By grouping people by their interests, we can amplify any diamonds found. Indeed, people are already grouped by their interests, whether by algorithm or self-sortedly.
As we read and write to shared communities, we develop a shared vocabulary, and use that vocabulary to make sense of the universe. To an outsider, this shared vocabulary may be nonsensical at best, or easily misinterpretable at worst.
We have already seen countless breakdowns in communication between communities with different vocabularies for the same terms. Perhaps this is most apparent in the political sphere, which (cynically-speaking) has always been about shaping interpretations of reality through the clever use of words. We need to be more flexible when adopting another’s viewpoint: we need to criticize our own ideas to see where they break down, and avoid getting defensive when others do the same. There will be people who disagree with this post, and this is my hope: the future this post portrays is bleak, and I could not be happier to be wrong.
Picking up the pieces
So where does that leave us?
Frankly, I remain cautiously optimistic. The technology for a true Content Deluge is not quite here yet. In the meantime, I believe the capacity needed to develop the tools it will take to moderate the incoming deluge exists. Moderation has always been a hard problem, but increasing outside pressure is only going to make the existing systems we have to moderate content more resilient.

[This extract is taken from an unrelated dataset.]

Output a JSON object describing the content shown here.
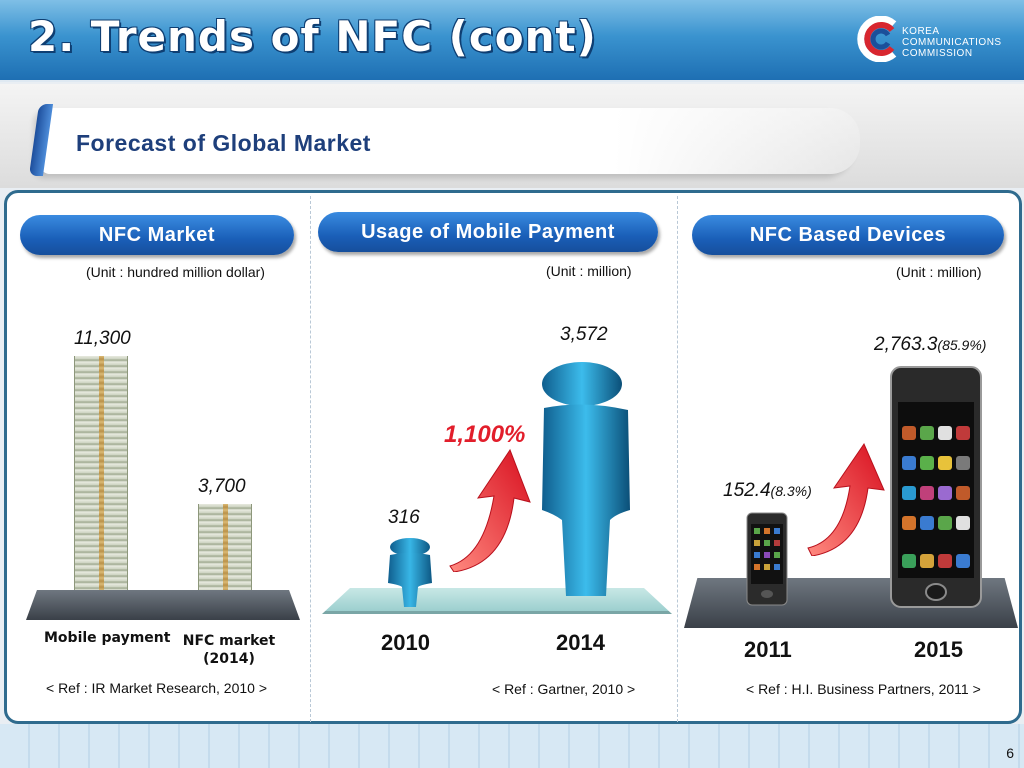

Unlike GPT, as people, we all share the reality of human experience. This is a reality that can’t be generated: it is a vocabulary we all share. I hope that the fundamental human need for real social connection—outside of the hollow digital realities we define—will drive people to seek more real-world friendships than the number of digital ones they prompt into existence. When they do, I hope that these friends look to expand the overlap between their respective vocabularies, working towards bridging the gap between their shared realities.
This argument presented in this post has at least one fatal flaw (among many): it assumes that the path of “getting lost in a private fractured reality” is the path most people will elect to follow. In practice, however, I think the novelty will soon wear off: most people will get sick of said Content Deluge after a while. There are only so many procedurally generated landscapes the eyes can handle before the body wants to step away and experience real nature. The curse of those forced to inhabit a fractured reality will likely be relegated to those who consider themselves members of the Eternally Online. I am grateful to not be counted among their ranks.
With that in mind, as you reach the end of this post, now might be a good time to stretch, take a break, and go outside.
NB: As this post is a rant, it is not publicly visible.